Traditionally, the federal government has focused its wildfire spending on suppression at the expense of prevention. The Interior Department and Forest Service are even allowed to unilaterally move money from any of its programs, including fire prevention, to fund more urgent suppression efforts.

"When you combine the effects of climate change with the profound negligence of the federal government in terms of managing its national forests, these places are profound dangers to our communities and to our economy," Bennet said.

Local fire officials in California and elsewhere in the West have viewed the federal government as a poor partner in combating wildfires, largely because it has left the Forest Service underfunded.

"It's very frustrating considering they own over half of the forest land in the state and they're just not putting up the effort to provide the resources needed," said Ken Pimlott, a retired chief of the California Department of Forestry and Fire Protection. "The investments, the money they're getting and the commitments from the federal government have been woefully inadequate."

While prevention requires more upfront spending, advocates say it is a better economic deal.
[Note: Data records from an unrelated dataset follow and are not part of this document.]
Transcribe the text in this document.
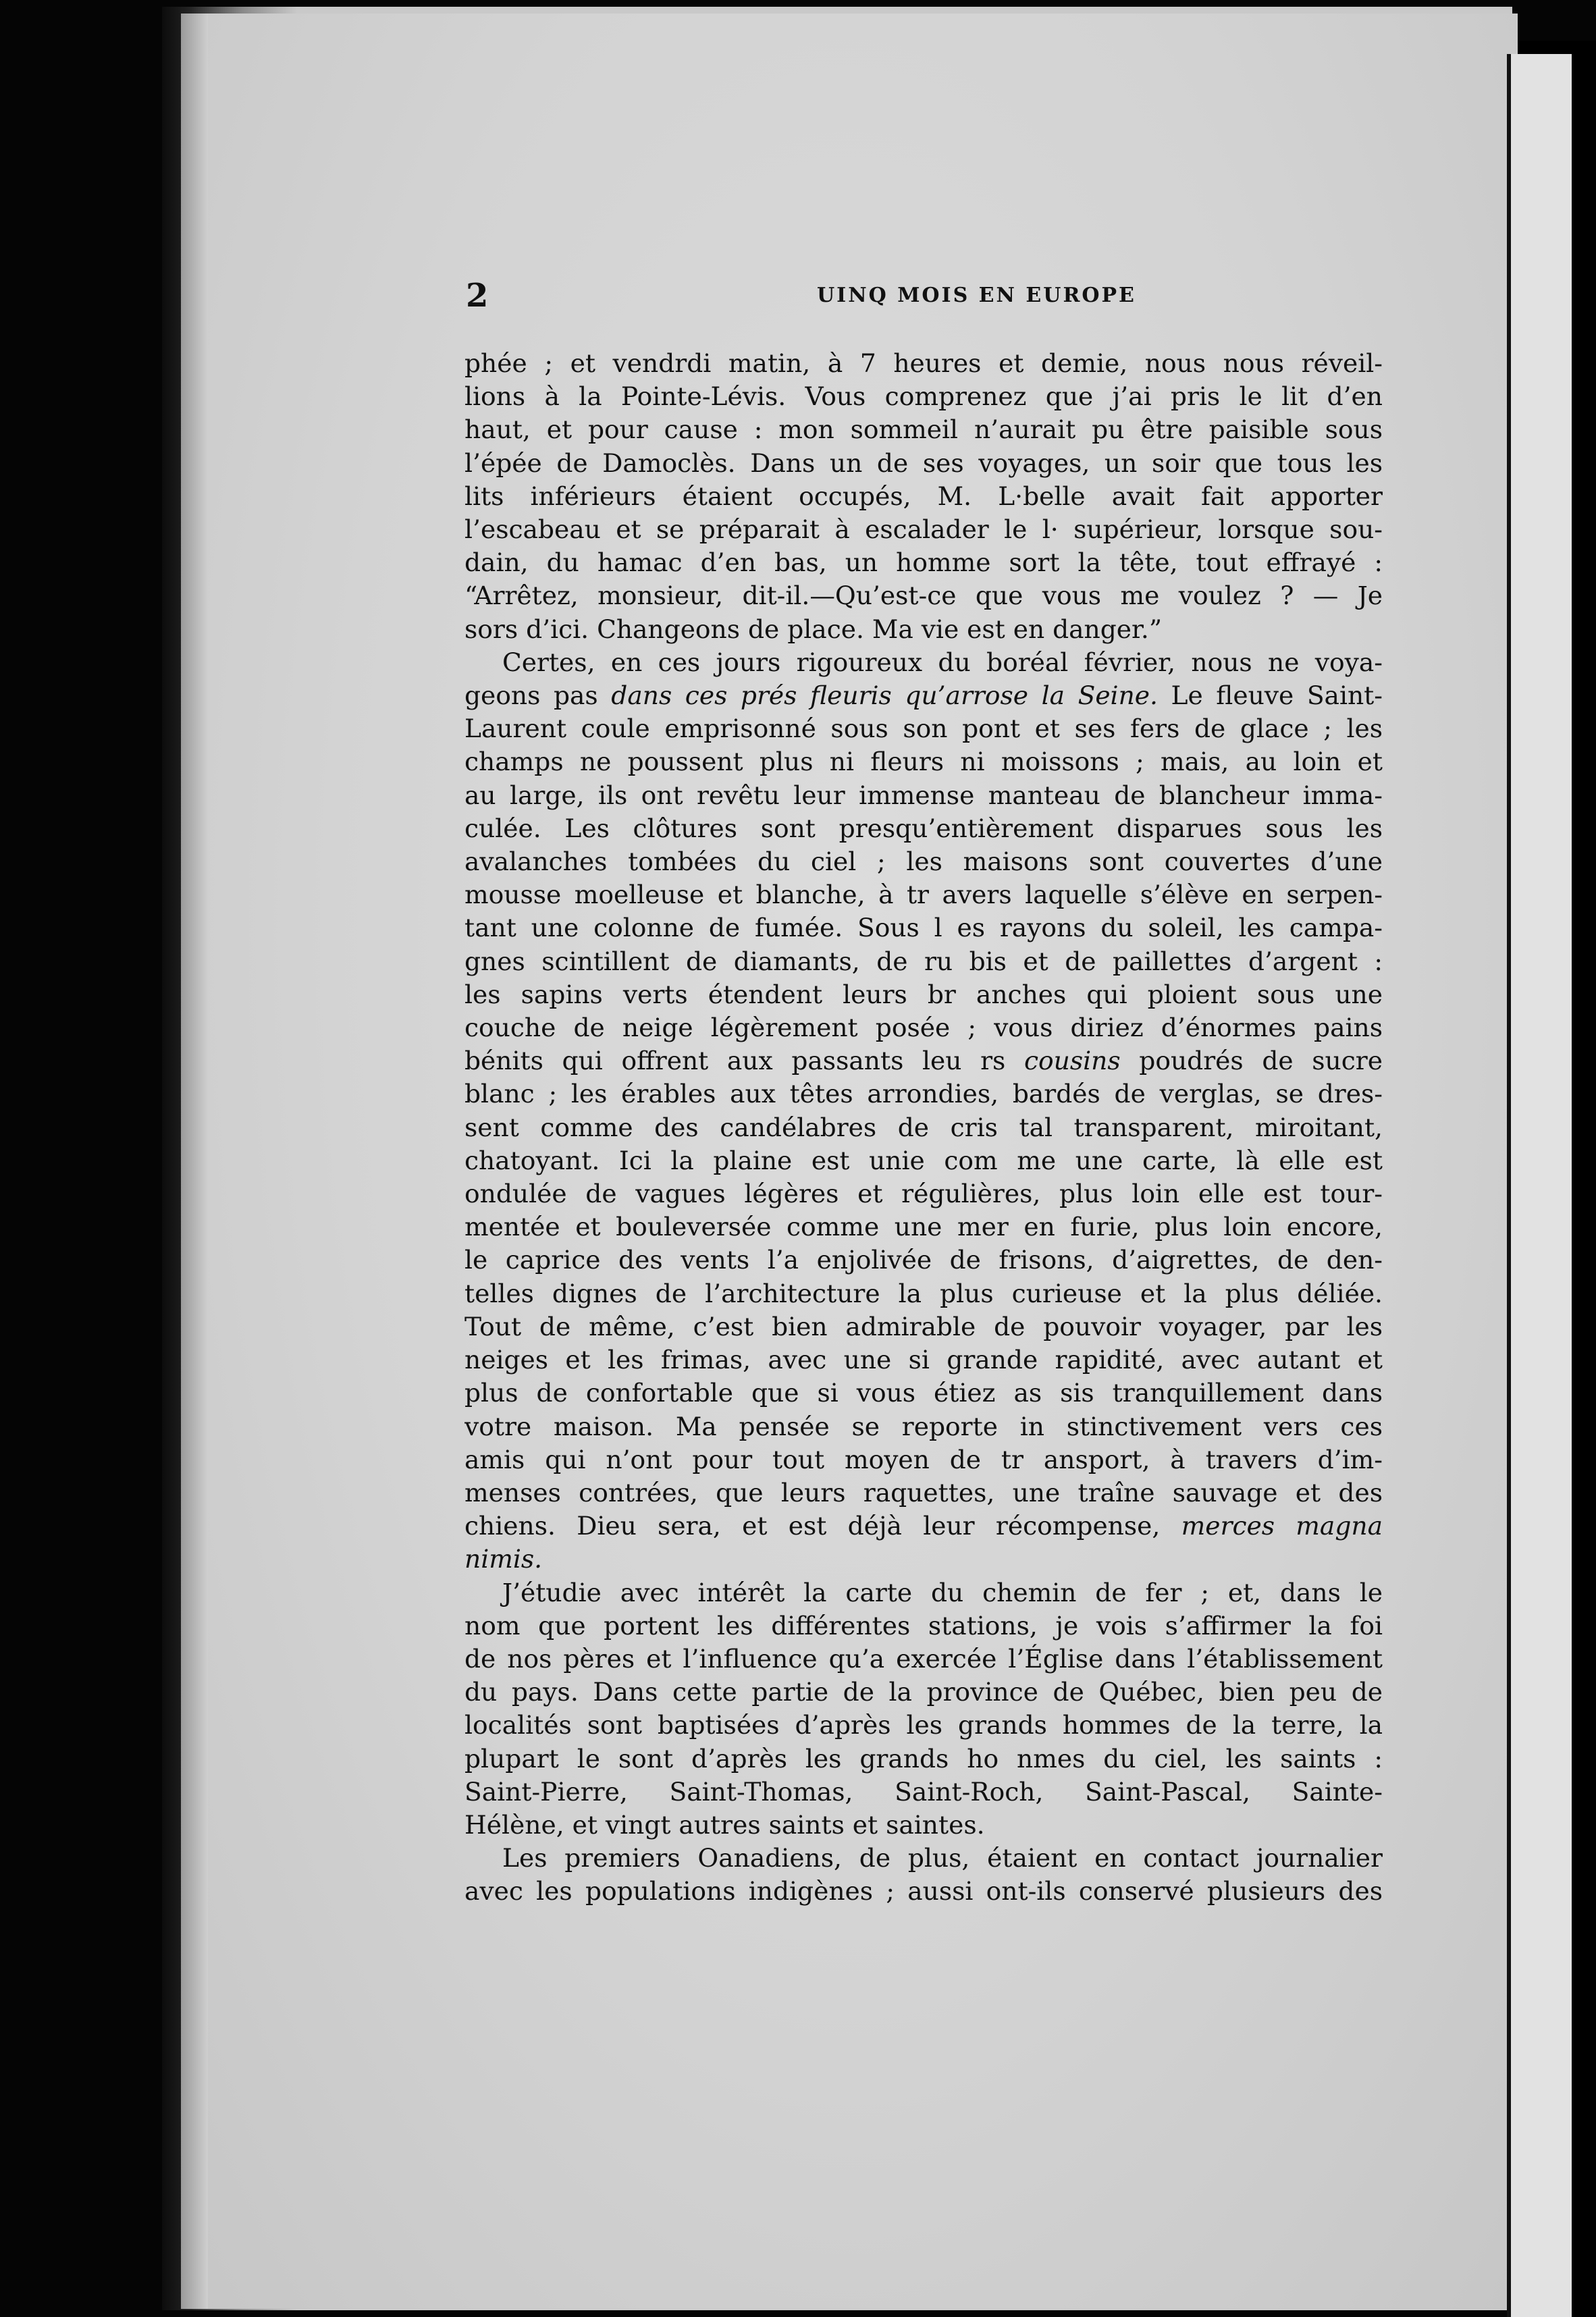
2	UINQ MOIS EN EUROPE
phée ; et vendrdi matin, à 7 heures et demie, nous nous réveil-
lions à la Pointe-Lévis. Vous comprenez que j’ai pris le lit d’en
haut, et pour cause : mon sommeil n’aurait pu être paisible sous
l’épée de Damoclès. Dans un de ses voyages, un soir que tous les
lits inférieurs étaient occupés, M. L·belle avait fait apporter
l’escabeau et se préparait à escalader le l· supérieur, lorsque sou-
dain, du hamac d’en bas, un homme sort la tête, tout effrayé :
“Arrêtez, monsieur, dit-il.—Qu’est-ce que vous me voulez ? — Je
sors d’ici. Changeons de place. Ma vie est en danger.”
Certes, en ces jours rigoureux du boréal février, nous ne voya-
geons pas dans ces prés fleuris qu’arrose la Seine. Le fleuve Saint-
Laurent coule emprisonné sous son pont et ses fers de glace ; les
champs ne poussent plus ni fleurs ni moissons ; mais, au loin et
au large, ils ont revêtu leur immense manteau de blancheur imma-
culée. Les clôtures sont presqu’entièrement disparues sous les
avalanches tombées du ciel ; les maisons sont couvertes d’une
mousse moelleuse et blanche, à tr avers laquelle s’élève en serpen-
tant une colonne de fumée. Sous l es rayons du soleil, les campa-
gnes scintillent de diamants, de ru bis et de paillettes d’argent :
les sapins verts étendent leurs br anches qui ploient sous une
couche de neige légèrement posée ; vous diriez d’énormes pains
bénits qui offrent aux passants leu rs cousins poudrés de sucre
blanc ; les érables aux têtes arrondies, bardés de verglas, se dres-
sent comme des candélabres de cris tal transparent, miroitant,
chatoyant. Ici la plaine est unie com me une carte, là elle est
ondulée de vagues légères et régulières, plus loin elle est tour-
mentée et bouleversée comme une mer en furie, plus loin encore,
le caprice des vents l’a enjolivée de frisons, d’aigrettes, de den-
telles dignes de l’architecture la plus curieuse et la plus déliée.
Tout de même, c’est bien admirable de pouvoir voyager, par les
neiges et les frimas, avec une si grande rapidité, avec autant et
plus de confortable que si vous étiez as sis tranquillement dans
votre maison. Ma pensée se reporte in stinctivement vers ces
amis qui n’ont pour tout moyen de tr ansport, à travers d’im-
menses contrées, que leurs raquettes, une traîne sauvage et des
chiens. Dieu sera, et est déjà leur récompense, merces magna
nimis.
J’étudie avec intérêt la carte du chemin de fer ; et, dans le
nom que portent les différentes stations, je vois s’affirmer la foi
de nos pères et l’influence qu’a exercée l’Église dans l’établissement
du pays. Dans cette partie de la province de Québec, bien peu de
localités sont baptisées d’après les grands hommes de la terre, la
plupart le sont d’après les grands ho nmes du ciel, les saints :
Saint-Pierre, Saint-Thomas, Saint-Roch, Saint-Pascal, Sainte-
Hélène, et vingt autres saints et saintes.
Les premiers Oanadiens, de plus, étaient en contact journalier
avec les populations indigènes ; aussi ont-ils conservé plusieurs des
According to Bennet, fighting fire costs an average of $50,000 per acre. But fire mitigation is a bargain at $1,500 per acre.
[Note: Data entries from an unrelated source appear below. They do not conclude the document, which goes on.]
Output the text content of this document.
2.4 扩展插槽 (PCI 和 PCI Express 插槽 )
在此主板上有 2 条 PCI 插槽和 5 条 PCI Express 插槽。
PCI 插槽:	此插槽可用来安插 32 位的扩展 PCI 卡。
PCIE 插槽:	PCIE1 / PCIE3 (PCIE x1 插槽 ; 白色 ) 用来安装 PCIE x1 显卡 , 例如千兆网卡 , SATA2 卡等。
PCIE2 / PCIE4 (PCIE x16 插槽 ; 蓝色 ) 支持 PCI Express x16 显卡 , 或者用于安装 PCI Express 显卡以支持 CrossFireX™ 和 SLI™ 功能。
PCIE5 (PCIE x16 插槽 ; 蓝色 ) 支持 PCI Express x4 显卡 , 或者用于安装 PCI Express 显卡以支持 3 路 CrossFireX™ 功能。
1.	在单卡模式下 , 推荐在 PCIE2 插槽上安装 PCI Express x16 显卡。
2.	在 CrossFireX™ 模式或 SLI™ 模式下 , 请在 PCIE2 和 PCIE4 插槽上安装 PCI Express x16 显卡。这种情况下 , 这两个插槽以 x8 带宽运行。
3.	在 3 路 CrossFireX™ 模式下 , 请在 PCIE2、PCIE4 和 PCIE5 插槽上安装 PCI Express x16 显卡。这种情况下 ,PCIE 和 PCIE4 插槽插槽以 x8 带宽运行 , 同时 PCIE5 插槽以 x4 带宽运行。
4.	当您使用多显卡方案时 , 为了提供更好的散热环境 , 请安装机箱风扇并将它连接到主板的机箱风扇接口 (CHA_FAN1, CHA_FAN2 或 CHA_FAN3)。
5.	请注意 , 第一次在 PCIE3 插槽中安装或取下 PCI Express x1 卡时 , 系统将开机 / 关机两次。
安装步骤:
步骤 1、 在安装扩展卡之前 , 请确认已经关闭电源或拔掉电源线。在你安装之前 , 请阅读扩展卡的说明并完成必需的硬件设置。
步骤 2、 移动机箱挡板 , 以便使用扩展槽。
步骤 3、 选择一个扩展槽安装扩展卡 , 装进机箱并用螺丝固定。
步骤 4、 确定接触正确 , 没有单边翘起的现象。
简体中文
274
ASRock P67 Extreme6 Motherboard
And the need is dire: 1 in 8 acres in California burned over the last decade, Pimlott said, citing Cal Fire statistics.

According to estimates by Resources for the Future, the $14 billion could address about 25 million acres, or about half of the nation's wildfire treatment backlog on federal and non-federal land.

The bill puts an emphasis on the transition areas between wildlands and concentrated human populations, which are particularly susceptible to deadly fire, as seen in the 2018 Camp fire.

In addition to the mitigation money, there is $2 billion to support local governments' forest restoration and resilience projects on non-federal lands and another $1 billion for their wildfire protection plans, such as purchasing firefighting equipment and conducting training. Another $1.8 billion would go toward vegetation management, such as prescribed burns or restoring the habitat.

If the wildfire efforts are ultimately included in the bill, the government agencies responsible for implementing them will be asked to quickly scale up on the manpower and tools needed to complete the work.

Advocates like Bartuska are eager to see the agencies strategically use the funding for large projects where they can have a meaningful impact instead of dropping small amounts in many different places.

"There may be some areas that need greater intensity," Bartuska said. The highest priority, she said, should be areas of forests that threaten human populations, followed by watersheds that supply water to other communities.

The projects are likely to face scrutiny from environmental groups worried that hazardous fuels reduction will open the door to more commercial logging.

"The other side of this is we're really going to have to see oversight of how the money is spent, and I think it's in the interest of every California congressional representative to be on this," said Michael Wara, a senior research scholar at the Woods Institute for the Environment at Stanford.

The social spending and climate bill represents Congress' largest effort on wildfire prevention, but there are others.

The bipartisan infrastructure plan, which was approved by Congress and signed by President Joe Biden, includes $600 million to improve the federal firefighter workforce by increasing salaries and converting 1,000 seasonal positions to permanent positions.

The annual defense reauthorization bill, which has been approved by Congress each year for six decades, is expected to require the Defense Department to analyze whether civilian agencies can replicate an existing classified program that uses military satellites to track wildfires, according to an amendment authored by Sen. Alex Padilla, D-Calif.

A civilian model would circumvent the Defense Department's resistance to making the program permanent.

The House is also expected to take up a bill, authored by Rep. Zoe Lofgren, D-Calif., that would fund new research into the science of fires and smoke, such as creating better prediction models and improving building codes for fire-prone areas.